Por isso, Borges considerava que conhecer o tango era conhecer o lado negro da alma portenha, que entrou na literatura com esse universo de ‘compadritos’, “mulheres de má fama”, histórias de amor e morte, com um tom valente e feliz que depois seria também triste e melodramático.

“E há, além disso, um nome, um nome que os senhores, sem dúvida, estarão à espera de ouvir, e que é um nome um tanto posterior, de Carlos Gardel. Porque Carlos Gardel, além da sua voz, além do seu ouvido, fez algo com o tango, algo que tinha sido tentado antes, mas de um modo parcial, e que Gardel levou, não sei se à perfeição, mas a um ponto culminante”, acrescentou o escritor.

Jorge Luis Borges nasceu em Buenos Aires, em 1899, cresceu no bairro de Palermo, “num jardim, por detrás de uma grade com lanças, e numa biblioteca de ilimitados livros ingleses”, como descreveu o próprio autor. Em 1914 viajou com a família para a Europa, acabando por se instalar em Bruxelas e, posteriormente, em Maiorca, Sevilha e Madrid.

Regressado a Buenos Aires, em 1921, Borges começou a participar ativamente na vida cultural argentina e, dois anos depois, publicou o seu primeiro livro, “Fervor de Buenos Aires”. O reconhecimento internacional, contudo, só chegaria muito mais tarde, em 1961, com o prémio Formentor, a que se seguiram muitos outros.

A par da poesia, Borges escreveu ficção — centrada no conto e na narrativa breve –, crítica e ensaio.
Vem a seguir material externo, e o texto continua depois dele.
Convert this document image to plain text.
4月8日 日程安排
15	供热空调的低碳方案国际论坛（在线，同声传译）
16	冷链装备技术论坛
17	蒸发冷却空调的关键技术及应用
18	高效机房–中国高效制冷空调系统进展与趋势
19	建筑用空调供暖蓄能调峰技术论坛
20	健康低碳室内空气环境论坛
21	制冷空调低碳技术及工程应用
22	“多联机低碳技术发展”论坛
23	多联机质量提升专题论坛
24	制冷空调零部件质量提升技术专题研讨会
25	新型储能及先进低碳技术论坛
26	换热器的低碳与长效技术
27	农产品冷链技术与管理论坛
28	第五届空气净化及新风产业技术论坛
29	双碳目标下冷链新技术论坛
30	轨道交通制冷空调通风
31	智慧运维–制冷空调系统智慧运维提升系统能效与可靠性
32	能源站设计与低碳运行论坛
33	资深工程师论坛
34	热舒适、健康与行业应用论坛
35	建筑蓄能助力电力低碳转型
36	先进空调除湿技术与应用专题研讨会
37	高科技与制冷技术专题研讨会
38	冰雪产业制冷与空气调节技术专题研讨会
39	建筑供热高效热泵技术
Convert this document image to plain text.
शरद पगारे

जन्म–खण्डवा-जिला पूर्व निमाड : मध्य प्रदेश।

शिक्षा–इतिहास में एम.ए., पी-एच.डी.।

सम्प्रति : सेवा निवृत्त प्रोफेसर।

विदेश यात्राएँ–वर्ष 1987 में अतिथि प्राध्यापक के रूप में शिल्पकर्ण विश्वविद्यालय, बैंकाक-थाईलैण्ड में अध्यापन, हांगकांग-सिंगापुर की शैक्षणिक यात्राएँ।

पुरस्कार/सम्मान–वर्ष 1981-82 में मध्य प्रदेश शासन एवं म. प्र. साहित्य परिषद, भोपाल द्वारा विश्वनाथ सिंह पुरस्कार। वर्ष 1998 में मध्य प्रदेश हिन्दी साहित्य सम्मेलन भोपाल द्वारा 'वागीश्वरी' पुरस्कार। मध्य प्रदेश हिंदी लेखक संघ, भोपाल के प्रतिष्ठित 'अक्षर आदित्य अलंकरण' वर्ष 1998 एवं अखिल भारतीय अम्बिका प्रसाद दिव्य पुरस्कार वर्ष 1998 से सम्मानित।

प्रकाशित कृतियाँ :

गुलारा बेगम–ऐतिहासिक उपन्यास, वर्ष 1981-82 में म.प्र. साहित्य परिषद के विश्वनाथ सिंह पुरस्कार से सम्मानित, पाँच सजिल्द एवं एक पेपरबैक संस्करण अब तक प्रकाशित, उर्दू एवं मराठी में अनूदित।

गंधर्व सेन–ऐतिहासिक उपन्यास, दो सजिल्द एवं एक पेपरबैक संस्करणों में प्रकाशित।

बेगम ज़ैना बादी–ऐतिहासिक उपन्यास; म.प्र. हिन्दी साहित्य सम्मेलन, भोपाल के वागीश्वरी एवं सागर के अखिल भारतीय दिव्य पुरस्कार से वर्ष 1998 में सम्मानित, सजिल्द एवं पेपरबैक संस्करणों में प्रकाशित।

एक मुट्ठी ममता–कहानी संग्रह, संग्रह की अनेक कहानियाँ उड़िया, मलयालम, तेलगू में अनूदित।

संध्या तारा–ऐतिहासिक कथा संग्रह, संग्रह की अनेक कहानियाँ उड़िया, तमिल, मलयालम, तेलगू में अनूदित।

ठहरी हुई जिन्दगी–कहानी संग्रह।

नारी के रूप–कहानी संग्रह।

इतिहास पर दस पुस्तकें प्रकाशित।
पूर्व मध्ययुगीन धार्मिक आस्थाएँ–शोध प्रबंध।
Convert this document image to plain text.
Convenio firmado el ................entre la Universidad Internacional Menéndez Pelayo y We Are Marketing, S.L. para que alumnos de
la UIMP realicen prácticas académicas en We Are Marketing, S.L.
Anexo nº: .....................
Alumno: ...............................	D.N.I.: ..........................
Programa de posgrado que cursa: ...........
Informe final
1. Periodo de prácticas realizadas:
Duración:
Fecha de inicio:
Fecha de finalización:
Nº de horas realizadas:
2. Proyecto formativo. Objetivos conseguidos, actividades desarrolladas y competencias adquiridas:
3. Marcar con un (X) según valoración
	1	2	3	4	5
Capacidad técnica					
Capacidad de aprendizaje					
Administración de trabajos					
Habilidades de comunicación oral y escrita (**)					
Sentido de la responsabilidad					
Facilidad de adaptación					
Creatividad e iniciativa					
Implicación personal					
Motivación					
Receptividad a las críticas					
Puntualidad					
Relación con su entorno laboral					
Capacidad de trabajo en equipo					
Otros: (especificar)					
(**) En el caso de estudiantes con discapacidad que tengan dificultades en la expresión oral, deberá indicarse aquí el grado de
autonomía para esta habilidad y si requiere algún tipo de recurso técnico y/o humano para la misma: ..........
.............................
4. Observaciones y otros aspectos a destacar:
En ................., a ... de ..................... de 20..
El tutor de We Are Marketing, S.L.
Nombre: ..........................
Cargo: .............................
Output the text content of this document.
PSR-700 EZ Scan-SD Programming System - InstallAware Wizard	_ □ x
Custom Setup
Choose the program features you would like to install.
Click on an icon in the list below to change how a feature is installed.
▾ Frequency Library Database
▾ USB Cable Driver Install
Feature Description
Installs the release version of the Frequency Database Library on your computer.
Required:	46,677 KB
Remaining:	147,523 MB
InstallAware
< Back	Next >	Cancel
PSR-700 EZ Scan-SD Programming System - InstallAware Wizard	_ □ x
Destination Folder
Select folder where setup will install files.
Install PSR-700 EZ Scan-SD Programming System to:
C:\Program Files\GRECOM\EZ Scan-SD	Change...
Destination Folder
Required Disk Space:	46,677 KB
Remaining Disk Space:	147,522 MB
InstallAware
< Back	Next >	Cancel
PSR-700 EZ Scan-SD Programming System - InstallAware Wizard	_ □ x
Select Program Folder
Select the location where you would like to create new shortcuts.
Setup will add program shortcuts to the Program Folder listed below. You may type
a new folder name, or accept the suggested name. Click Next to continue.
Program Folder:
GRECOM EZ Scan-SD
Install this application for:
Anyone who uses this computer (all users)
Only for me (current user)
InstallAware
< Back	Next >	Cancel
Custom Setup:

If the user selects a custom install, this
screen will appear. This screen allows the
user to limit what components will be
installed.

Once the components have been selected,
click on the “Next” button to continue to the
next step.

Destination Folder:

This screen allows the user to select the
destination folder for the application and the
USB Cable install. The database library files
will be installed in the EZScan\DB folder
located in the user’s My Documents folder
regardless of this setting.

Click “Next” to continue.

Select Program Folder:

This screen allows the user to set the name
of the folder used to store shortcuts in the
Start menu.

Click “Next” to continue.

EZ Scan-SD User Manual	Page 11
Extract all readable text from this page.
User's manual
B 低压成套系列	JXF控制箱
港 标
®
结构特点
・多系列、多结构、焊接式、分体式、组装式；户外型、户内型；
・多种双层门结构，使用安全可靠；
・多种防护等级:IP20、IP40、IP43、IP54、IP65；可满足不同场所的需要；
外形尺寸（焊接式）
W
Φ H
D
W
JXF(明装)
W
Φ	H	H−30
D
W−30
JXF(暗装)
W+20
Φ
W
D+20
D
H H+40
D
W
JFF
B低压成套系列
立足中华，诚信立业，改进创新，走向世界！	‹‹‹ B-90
A sua obra cruza todos os saberes e os grandes temas universais: o tempo, o “eu e o outro”, Deus, o infinito, o sonho.

O escritor e ensaísta Michael Coetzee disse de Borges que, “mais do que ninguém, renovou a linguagem de ficção e, assim, abriu o caminho para uma geração notável de romancistas hispano-americanos”. Jorge Luís Borges foi ainda professor de Literatura e dirigiu a Biblioteca Nacional de Buenos Aires, de 1955 e 1973. Morreu em Genebra, em junho de 1986. Visitou Portugal em outubro de 1984.